I am less convinced by some of the causality implied by Akiba et al.’s article which Motoko Akiba also included in her presentation to the Enduring Contexts meeting.
They discuss a causal relationship between negative valuation of schooling and bullying (victimization and perpetration), but it seems to me that the causal direction has to be going in both directions for this. For example, status as a teacher’s pet (presumably high value of schooling) may lead to victimization, but that victimization of a teacher’s pet might reinforce this victim’s high value for schooling as well.
When I raised the issue of causal directionality in the discussions, Victor Kobayashi (correctly, in my mind) suggested that we ought to think about (and analyze) bullying in relational terms, i.e. as a relationship between perpetrator, victim, and also teachers, esp. the homeroom teachers that Akiba et al. focus on in their analysis.
The focus on homeroom teachers immediately begged a comparison with owner-operators of juku. As is the case with homeroom teachers, jukucho take/bear a special responsibility for the development of students beyond their scholastic progress. For some jukusei enrolled in a small juku past their transitions through the educational system, their link with a charismatic jukucho may be the strongest social link and bond with anyone in education. A measurement of that link with a jukucho, especially for students who maintain a strong social tie with a juku (this would clearly be much more common in smaller juku than in the highly competitive urban corporate juku) would make for a fascinating control variable for Akiba et al.’s analysis, though the data obviously do not exist for this.

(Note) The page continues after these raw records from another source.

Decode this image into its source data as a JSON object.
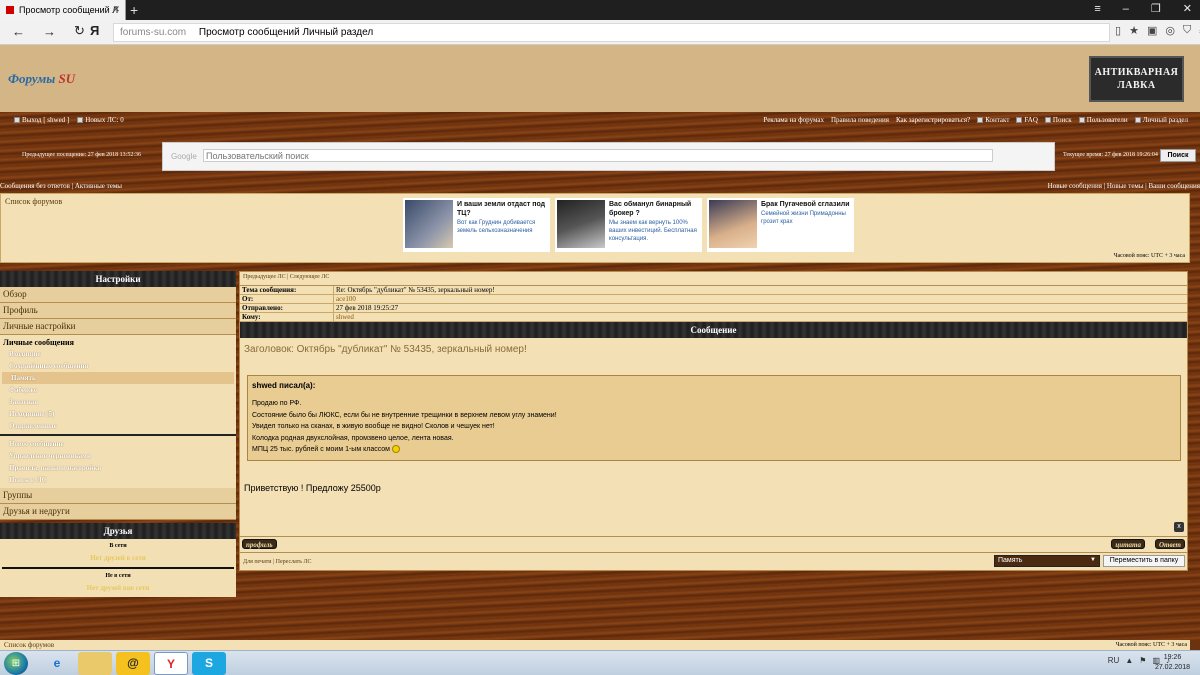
{
  "browser": {
    "tab_title": "Просмотр сообщений Л",
    "new_tab": "+",
    "domain": "forums-su.com",
    "page_title": "Просмотр сообщений Личный раздел",
    "yandex": "Я"
  },
  "header": {
    "logo_main": "Форумы ",
    "logo_su": "SU",
    "shop_line1": "АНТИКВАРНАЯ",
    "shop_line2": "ЛАВКА"
  },
  "topnav": {
    "logout": "Выход [ shwed ]",
    "new_pm": "Новых ЛС: 0",
    "ads": "Реклама на форумах",
    "rules": "Правила поведения",
    "howreg": "Как зарегистрироваться?",
    "contact": "Контакт",
    "faq": "FAQ",
    "search": "Поиск",
    "users": "Пользователи",
    "private": "Личный раздел"
  },
  "times": {
    "prev_visit": "Предыдущее посещение: 27 фев 2018 13:52:36",
    "current": "Текущее время: 27 фев 2018 19:26:04"
  },
  "gsearch": {
    "brand": "Google",
    "placeholder": "Пользовательский поиск",
    "button": "Поиск",
    "clear": "×"
  },
  "links2": {
    "left": "Сообщения без ответов | Активные темы",
    "right": "Новые сообщения | Новые темы | Ваши сообщения"
  },
  "adpanel": {
    "forumlist": "Список форумов",
    "timezone": "Часовой пояс: UTC + 3 часа",
    "ads": [
      {
        "title": "И ваши земли отдаст под ТЦ?",
        "desc": "Вот как Груднин добивается земель сельхозназначения"
      },
      {
        "title": "Вас обманул бинарный брокер ?",
        "desc": "Мы знаем как вернуть 100% ваших инвестиций. Бесплатная консультация."
      },
      {
        "title": "Брак Пугачевой сглазили",
        "desc": "Семейной жизни Примадонны грозит крах"
      }
    ]
  },
  "sidebar": {
    "settings_head": "Настройки",
    "overview": "Обзор",
    "profile": "Профиль",
    "personal": "Личные настройки",
    "pm": "Личные сообщения",
    "inbox": "Входящие",
    "saved": "Сохранённые сообщения",
    "memory": "Память",
    "faberge": "Фаберже",
    "spare": "Запасная",
    "outbox": "Исходящие (5)",
    "sent": "Отправленные",
    "new_msg": "Новое сообщение",
    "drafts": "Управление черновиками",
    "rules": "Правила, папки и настройки",
    "search_pm": "Поиск в ЛС",
    "groups": "Группы",
    "friends_foes": "Друзья и недруги",
    "friends_head": "Друзья",
    "online": "В сети",
    "no_online": "Нет друзей в сети",
    "offline": "Не в сети",
    "no_offline": "Нет друзей вне сети"
  },
  "message": {
    "nav": "Предыдущее ЛС | Следующее ЛС",
    "subject_label": "Тема сообщения:",
    "subject": "Re: Октябрь \"дубликат\" № 53435, зеркальный номер!",
    "from_label": "От:",
    "from": "ace100",
    "sent_label": "Отправлено:",
    "sent": "27 фев 2018 19:25:27",
    "to_label": "Кому:",
    "to": "shwed",
    "head": "Сообщение",
    "title": "Заголовок: Октябрь \"дубликат\" № 53435, зеркальный номер!",
    "quote_author": "shwed писал(а):",
    "quote_lines": [
      "Продаю по РФ.",
      "Состояние было бы ЛЮКС, если бы не внутренние трещинки в верхнем левом углу знамени!",
      "Увидел только на сканах, в живую вообще не видно! Сколов и чешуек нет!",
      "Колодка родная двухслойная, промзвено целое, лента новая.",
      "МПЦ 25 тыс. рублей с моим 1-ым классом"
    ],
    "reply": "Приветствую ! Предложу 25500р",
    "close": "x",
    "btn_profile": "профиль",
    "btn_quote": "цитата",
    "btn_reply": "Ответ",
    "footer_links": "Для печати | Переслать ЛС",
    "folder": "Память",
    "move": "Переместить в папку"
  },
  "bottom": {
    "forumlist": "Список форумов",
    "timezone": "Часовой пояс: UTC + 3 часа"
  },
  "taskbar": {
    "lang": "RU",
    "time": "19:26",
    "date": "27.02.2018"
  }
}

In a survey, I would expect that we would find a greater proportion of students in middle school reporting a strong bond with a jukucho than with a homeroom teacher.
The juku comparison also came to my mind because I have asked jukucho about bullying directly and have always been told that there is no bullying in juku. I have discounted some of that response as a PR claim (I suspect, for example, that bullying incidents that occur in transit between school and juku would be blamed on schools, not the juku by most parents), but have taken the explanation seriously that jukucho can threaten expulsion from the juku in a way that school principals or homeroom teachers cannot. Akiba et al.’s finding of the significance of a strong bond with homeroom teachers suggest that low rates of bullying in juku (if there were data to support this claim) could be associated with strong social bonds with juku teachers. A comparison between owner-operated and corporate juku would be illuminating in this regard.
“Student guidance” may also play a role in shaping social relationships in some juku.
One of the empirical findings that Akiba reported is the decline of incidents of bullying across middle school grades (i.e., less bullying in 9th than in 7th grades). Could this be linked to the kohai-sempai relatonship? I.e. sempai are not bullied (lower incidence for grade 9) and may not consider their interactions with some kohai bullying and thus don’t report them as such.